Wednesday, July 26, 2006

Montezuma's Revenge

well, as you probably can guess from the subject line i am no longer a member of the unbearably smug "i-haven't-been-sick-yet" club, but fortunately i'm not a member of the "oops-i-crapped-my-pants" club, as some in my group are...i was able to accelerate down the hallway towards the bathroom quick enough to avoid that particular fate. the medical officer's prognosis is that i got food poisoning from some milk i had in mansa; i'll spare you the details, but i woke up early on saturday morning and got brutally ill in the bathroom. i slept until sunday morning, waking up long enough to dash back to the bathroom, drink some oral rehydration solution and curse parmalat. i still have some lingering symptoms but am feelling better, i hope by the end of the week i'l be 100%.

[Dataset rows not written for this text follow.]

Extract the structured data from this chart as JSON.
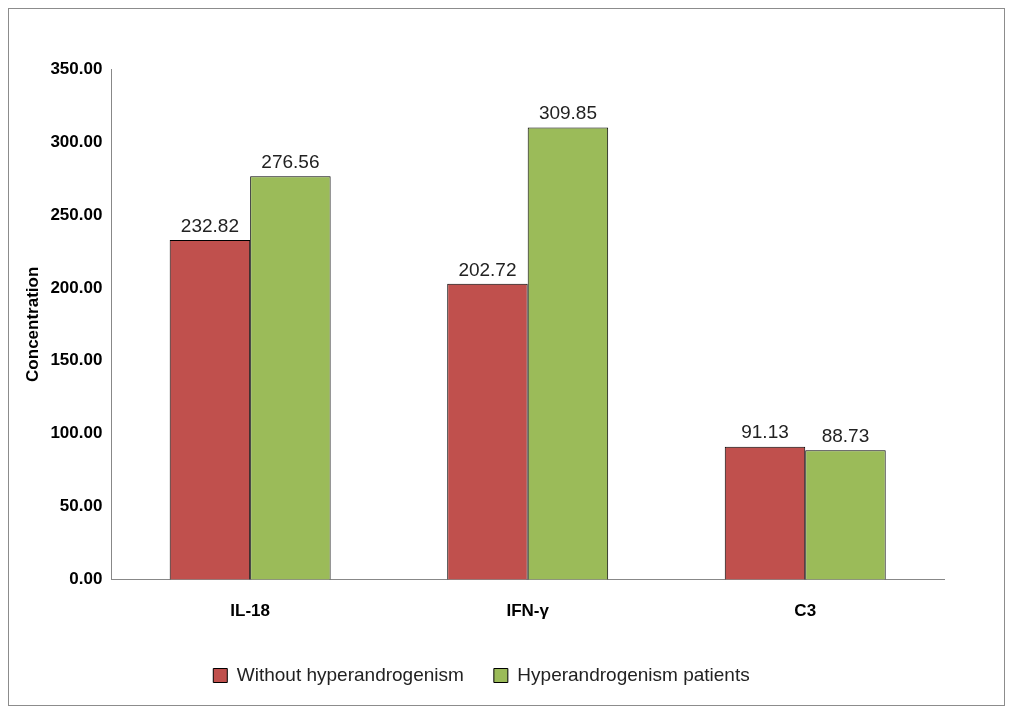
{
  "chart_data": {
    "type": "bar",
    "ylabel": "Concentration",
    "categories": [
      "IL-18",
      "IFN-γ",
      "C3"
    ],
    "series": [
      {
        "name": "Without hyperandrogenism",
        "color": "#c0504d",
        "values": [
          232.82,
          202.72,
          91.13
        ]
      },
      {
        "name": "Hyperandrogenism patients",
        "color": "#9bbb59",
        "values": [
          276.56,
          309.85,
          88.73
        ]
      }
    ],
    "ylim": [
      0,
      350
    ],
    "yticks": [
      {
        "value": 0,
        "label": "0.00"
      },
      {
        "value": 50,
        "label": "50.00"
      },
      {
        "value": 100,
        "label": "100.00"
      },
      {
        "value": 150,
        "label": "150.00"
      },
      {
        "value": 200,
        "label": "200.00"
      },
      {
        "value": 250,
        "label": "250.00"
      },
      {
        "value": 300,
        "label": "300.00"
      },
      {
        "value": 350,
        "label": "350.00"
      }
    ],
    "grid": false,
    "legend": "bottom",
    "data_labels": true
  }
}
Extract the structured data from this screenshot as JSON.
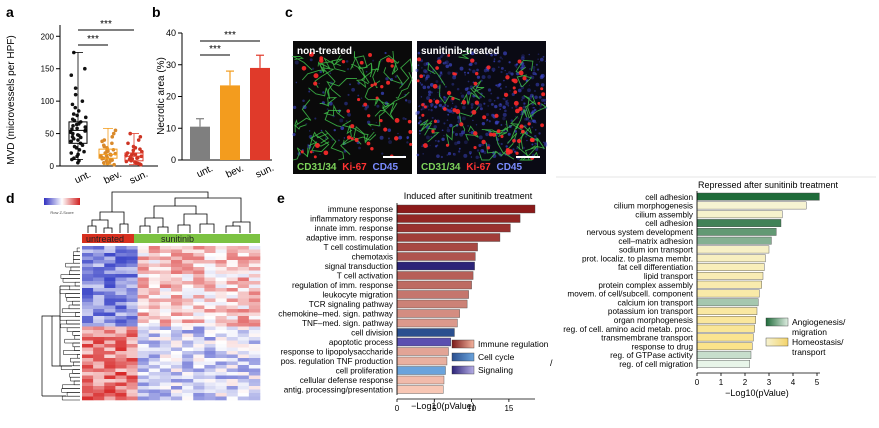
{
  "panels": {
    "a": {
      "letter": "a",
      "ylabel": "MVD (microvessels per HPF)",
      "yticks": [
        "0",
        "50",
        "100",
        "150",
        "200"
      ],
      "groups": [
        "unt.",
        "bev.",
        "sun."
      ],
      "sig_labels": [
        "***",
        "***"
      ]
    },
    "b": {
      "letter": "b",
      "ylabel": "Necrotic area (%)",
      "yticks": [
        "0",
        "10",
        "20",
        "30",
        "40"
      ],
      "groups": [
        "unt.",
        "bev.",
        "sun."
      ],
      "sig_labels": [
        "***",
        "***"
      ]
    },
    "c": {
      "letter": "c",
      "left_title": "non-treated",
      "right_title": "sunitinib-treated",
      "stain_cd31": "CD31/34",
      "stain_ki67": "Ki-67",
      "stain_cd45": "CD45"
    },
    "d": {
      "letter": "d",
      "colorbar_label": "Row Z-Score",
      "group_untreated": "untreated",
      "group_sunitinib": "sunitinib"
    },
    "e": {
      "letter": "e",
      "left_title": "Induced after sunitinib treatment",
      "right_title": "Repressed after sunitinib treatment",
      "xlabel": "−Log10(pValue)",
      "left_xticks": [
        "0",
        "5",
        "10",
        "15"
      ],
      "right_xticks": [
        "0",
        "1",
        "2",
        "3",
        "4",
        "5"
      ],
      "left_legend": [
        "Immune regulation",
        "Cell cycle",
        "Signaling"
      ],
      "right_legend": [
        "Angiogenesis/\nmigration",
        "Homeostasis/\ntransport"
      ],
      "slash": "/"
    }
  },
  "colors": {
    "unt": "#7f7f7f",
    "bev": "#f39c1e",
    "sun": "#e03a2a",
    "immune": "#c23b22",
    "cellcycle": "#3b6fb0",
    "signaling": "#3b2f8f",
    "angio": "#2f8f4e",
    "homeo": "#f3e59a",
    "untreated_bar": "#d7301f",
    "sunitinib_bar": "#7cc242"
  },
  "chart_data": [
    {
      "type": "scatter",
      "panel": "a",
      "title": "",
      "xlabel": "",
      "ylabel": "MVD (microvessels per HPF)",
      "categories": [
        "unt.",
        "bev.",
        "sun."
      ],
      "ylim": [
        0,
        200
      ],
      "series": [
        {
          "name": "unt.",
          "values": [
            5,
            8,
            10,
            12,
            15,
            18,
            20,
            22,
            25,
            28,
            30,
            32,
            35,
            38,
            40,
            42,
            44,
            45,
            47,
            48,
            50,
            52,
            54,
            55,
            57,
            58,
            60,
            62,
            64,
            65,
            68,
            70,
            72,
            75,
            78,
            80,
            85,
            90,
            95,
            100,
            110,
            120,
            140,
            150,
            175
          ]
        },
        {
          "name": "bev.",
          "values": [
            2,
            4,
            5,
            6,
            8,
            9,
            10,
            11,
            12,
            13,
            14,
            15,
            16,
            17,
            18,
            19,
            20,
            22,
            23,
            24,
            25,
            26,
            28,
            30,
            32,
            35,
            38,
            40,
            45,
            50,
            55
          ]
        },
        {
          "name": "sun.",
          "values": [
            2,
            3,
            4,
            5,
            6,
            7,
            8,
            9,
            10,
            11,
            12,
            13,
            14,
            15,
            16,
            17,
            18,
            19,
            20,
            22,
            24,
            26,
            28,
            30,
            35,
            40,
            45,
            50
          ]
        }
      ],
      "significance": [
        [
          "unt.",
          "bev.",
          "***"
        ],
        [
          "unt.",
          "sun.",
          "***"
        ]
      ]
    },
    {
      "type": "bar",
      "panel": "b",
      "title": "",
      "xlabel": "",
      "ylabel": "Necrotic area (%)",
      "categories": [
        "unt.",
        "bev.",
        "sun."
      ],
      "values": [
        10.5,
        23.5,
        29
      ],
      "errors": [
        2.5,
        4.5,
        4
      ],
      "ylim": [
        0,
        40
      ],
      "significance": [
        [
          "unt.",
          "bev.",
          "***"
        ],
        [
          "unt.",
          "sun.",
          "***"
        ]
      ]
    },
    {
      "type": "bar",
      "panel": "e-left",
      "title": "Induced after sunitinib treatment",
      "xlabel": "−Log10(pValue)",
      "ylabel": "",
      "orientation": "horizontal",
      "xlim": [
        0,
        18.5
      ],
      "categories": [
        "immune response",
        "inflammatory response",
        "innate imm. response",
        "adaptive imm. response",
        "T cell costimulation",
        "chemotaxis",
        "signal transduction",
        "T cell activation",
        "regulation of imm. response",
        "leukocyte migration",
        "TCR signaling pathway",
        "chemokine–med. sign. pathway",
        "TNF–med. sign. pathway",
        "cell division",
        "apoptotic process",
        "response to lipopolysaccharide",
        "pos. regulation TNF production",
        "cell proliferation",
        "cellular defense response",
        "antig. processing/presentation"
      ],
      "values": [
        18.5,
        16.5,
        15.2,
        13.8,
        10.8,
        10.5,
        10.4,
        10.2,
        10.0,
        9.6,
        9.4,
        8.4,
        8.1,
        7.7,
        7.2,
        6.9,
        6.7,
        6.5,
        6.3,
        6.2
      ],
      "groups": [
        "immune",
        "immune",
        "immune",
        "immune",
        "immune",
        "immune",
        "signaling",
        "immune",
        "immune",
        "immune",
        "immune",
        "immune",
        "immune",
        "cellcycle",
        "signaling",
        "immune",
        "immune",
        "cellcycle",
        "immune",
        "immune"
      ],
      "legend": [
        "Immune regulation",
        "Cell cycle",
        "Signaling"
      ]
    },
    {
      "type": "bar",
      "panel": "e-right",
      "title": "Repressed after sunitinib treatment",
      "xlabel": "−Log10(pValue)",
      "ylabel": "",
      "orientation": "horizontal",
      "xlim": [
        0,
        5
      ],
      "categories": [
        "cell adhesion",
        "cilium morphogenesis",
        "cilium assembly",
        "cell adhesion",
        "nervous system development",
        "cell–matrix adhesion",
        "sodium ion transport",
        "prot. localiz. to plasma membr.",
        "fat cell differentiation",
        "lipid transport",
        "protein complex assembly",
        "movem. of cell/subcell. component",
        "calcium ion transport",
        "potassium ion transport",
        "organ morphogenesis",
        "reg. of cell. amino acid metab. proc.",
        "transmembrane transport",
        "response to drug",
        "reg. of GTPase activity",
        "reg. of cell migration"
      ],
      "values": [
        5.1,
        4.55,
        3.55,
        3.5,
        3.3,
        3.1,
        3.0,
        2.85,
        2.8,
        2.75,
        2.7,
        2.6,
        2.55,
        2.5,
        2.45,
        2.4,
        2.35,
        2.3,
        2.25,
        2.2
      ],
      "groups": [
        "angio",
        "homeo",
        "homeo",
        "angio",
        "angio",
        "angio",
        "homeo",
        "homeo",
        "homeo",
        "homeo",
        "homeo",
        "homeo",
        "angio",
        "homeo",
        "homeo",
        "homeo",
        "homeo",
        "homeo",
        "angio",
        "angio"
      ],
      "legend": [
        "Angiogenesis/ migration",
        "Homeostasis/ transport"
      ]
    }
  ]
}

my site visit to luapula province the previous week was an interesting experience, we stayed in a village where a current pcv is stationed. we participated in a soya cooking demonstration where i had to give a brief talk about the nutritional benefits of soy beans to a room full of zambian mothers; if the volume of laughter i elicited is any indicator, i was a wild success. the difficulty is that most zambians out in the villages have never heard a muzungu attempt to speak bemba, so they find it unbearably funny. the adults usually keep their laughter somewhat under control, but children absolutely dissolve when you break out a "muli shani" at them. it can be a bit disconcerting, but i've decided to use it to my advantage and simply assume that every time a zambian laughs at me it is only because of my speaking bemba, and not because of any ridiculous thing i'm doing.

we finally received our site placements, i will be in kawambwa district replacing a pcv who has left. i don't know much about the site since the pcv who was there hasn't written the site description yet. i do know that there is a river very near by along with a waterfall, that the house is "cute," is about 40 km from the boma (town, in this case Kawambwa), and that the entire district forestry office was recently transferred because of a bribery scandal. but, everyone i've talked to there loves luapula province, all the pcv's i met in mansa, the provincial capital where the pc house is located, were all extremely friendly and very good about mixing me up oral rehydration solution. so, it looks like it's going to be a good site.

we've spent the last couple of days at kasisi farm, a model conservation farm started and still run by jesuit priests about 100 years ago. farmers come from around zambia to learn more sustainable, efficient farming techniques, and the custodians are also involved in a lot of experimentation with different agricultural technologies. i've certainly learned a lot, the highlights probably being how to make cheese, chutney, pickled products, and jam (my group's apple jam didn't turn out quite as envisioned...the next day people were eating it off of toothpicks). we also toured a local beekeeper's operation that included an unscheduled dash through the woods after we'd conducted a too-close examination of one of the hives; i have a hard and fast rule here, namely that when the expert starts running, i also start running. so, when i saw the agricultural agent with us on the tour darting through the trees screaming and waving her hands around her head i also began darting (but not screaming) and nearly trampled the girl in front of me. several people got stung but i wasn't one of them, so i don't regret my actions.

my other running story involves us having to evacuate a classroom the week before last in mwekera when a fire got too close. zambians have a fairly laissez-faire attitude about burning, which they do for any number of reasons but mostly to clear land. they'll often set a fire and then leave it, checking back on it every couple of hours or so. case in point: there was a fairly large fire burning next to my homestay family's hut several weeks ago and i asked my bataata if he was clearing land for some gardening. he replied that no, he had been trying to kill some red ants near the well and couldn't quite control the blaze which was now burning the immediate area. in the case of us evacuating the classroom someone was burning trash a ways away and lost control of the fire; it eventually ended about 10 feet away from the classroom after several workers at the mwekera compound strategically doused certain areas and burned firebreaks in others. a girl named tess actually had her hut burnt when a field fire ran amuck, the walls of houses are mud brick but usually the roofs are thatch, which burns very well. fortunately they were able to rescue all of her stuff before it was damaged.

i hope you all are doing well, thank you for the emails and letters as each and every one is truly appreciated. i wish i could reply personally to you all but i really can't, but do please know that i appreciate the effort.